Limitations of this study

  • (1)

    There was no information collected on past history of psychiatric morbidity. However, going by the low national rates of minor and major psychiatric morbidities, as well as previously well-functioning status, it was unlikely that this impacted on the study outcome.

  • (2)

    The response rate was less than half of the total number of victims. As explained earlier, only English questionnaires were sent and hence that could have effectively excluded the Chinese-speaking victims. As it was a postal survey, it was not possible to list English nonliteracy as an exclusion criterion. So the results could only rightly be representative of English-literate victims.

  • (3).

    This is a cross-sectional study. While it was interesting to test out the association between parameters, no further conclusion could be drawn about the relationship between them. It would probably shed more light with a further assessment and exploration.

Future directions

Based on this report, a few areas of future research are of relevance.

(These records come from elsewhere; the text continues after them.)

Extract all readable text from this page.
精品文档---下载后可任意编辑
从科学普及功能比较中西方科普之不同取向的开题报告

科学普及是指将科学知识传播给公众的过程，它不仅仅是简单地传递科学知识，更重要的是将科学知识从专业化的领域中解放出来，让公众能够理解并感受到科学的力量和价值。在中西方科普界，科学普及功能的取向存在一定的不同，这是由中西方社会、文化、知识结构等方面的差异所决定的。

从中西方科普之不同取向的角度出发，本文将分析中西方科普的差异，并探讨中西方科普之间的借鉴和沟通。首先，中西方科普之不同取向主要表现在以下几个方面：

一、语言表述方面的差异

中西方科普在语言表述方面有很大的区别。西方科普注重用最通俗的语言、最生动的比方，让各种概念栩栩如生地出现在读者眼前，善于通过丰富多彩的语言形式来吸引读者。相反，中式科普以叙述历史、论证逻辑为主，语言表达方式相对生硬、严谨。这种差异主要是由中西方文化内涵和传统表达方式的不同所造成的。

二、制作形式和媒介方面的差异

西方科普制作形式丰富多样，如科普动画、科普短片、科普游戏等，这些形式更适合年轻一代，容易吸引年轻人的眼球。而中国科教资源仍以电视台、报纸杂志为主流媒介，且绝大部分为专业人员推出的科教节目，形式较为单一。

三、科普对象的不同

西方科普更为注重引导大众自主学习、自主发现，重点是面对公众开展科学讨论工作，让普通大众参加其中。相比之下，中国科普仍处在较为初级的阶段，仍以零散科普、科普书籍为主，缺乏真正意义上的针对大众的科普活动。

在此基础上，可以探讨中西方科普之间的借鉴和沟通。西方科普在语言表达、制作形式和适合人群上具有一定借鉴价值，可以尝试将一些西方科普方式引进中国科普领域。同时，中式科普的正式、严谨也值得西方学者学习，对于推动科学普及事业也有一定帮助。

Firstly, correlation studies on physical parameters (e.g., antibodies titer, hormonal profile, etc.) and psychological status may give a clue on the likely explanation for the psychiatric morbidity in this population. Secondly, studying the immunological status of post-SARS survivors and their psychological status may uncover links between the two functions of the body. Third but not least, study into ways of coping may yield dividend in knowledge of what is helpful and what is not in an outbreak situation.

Footnotes

This study was supported by a grant from the A*STAR Biomedical Research Council.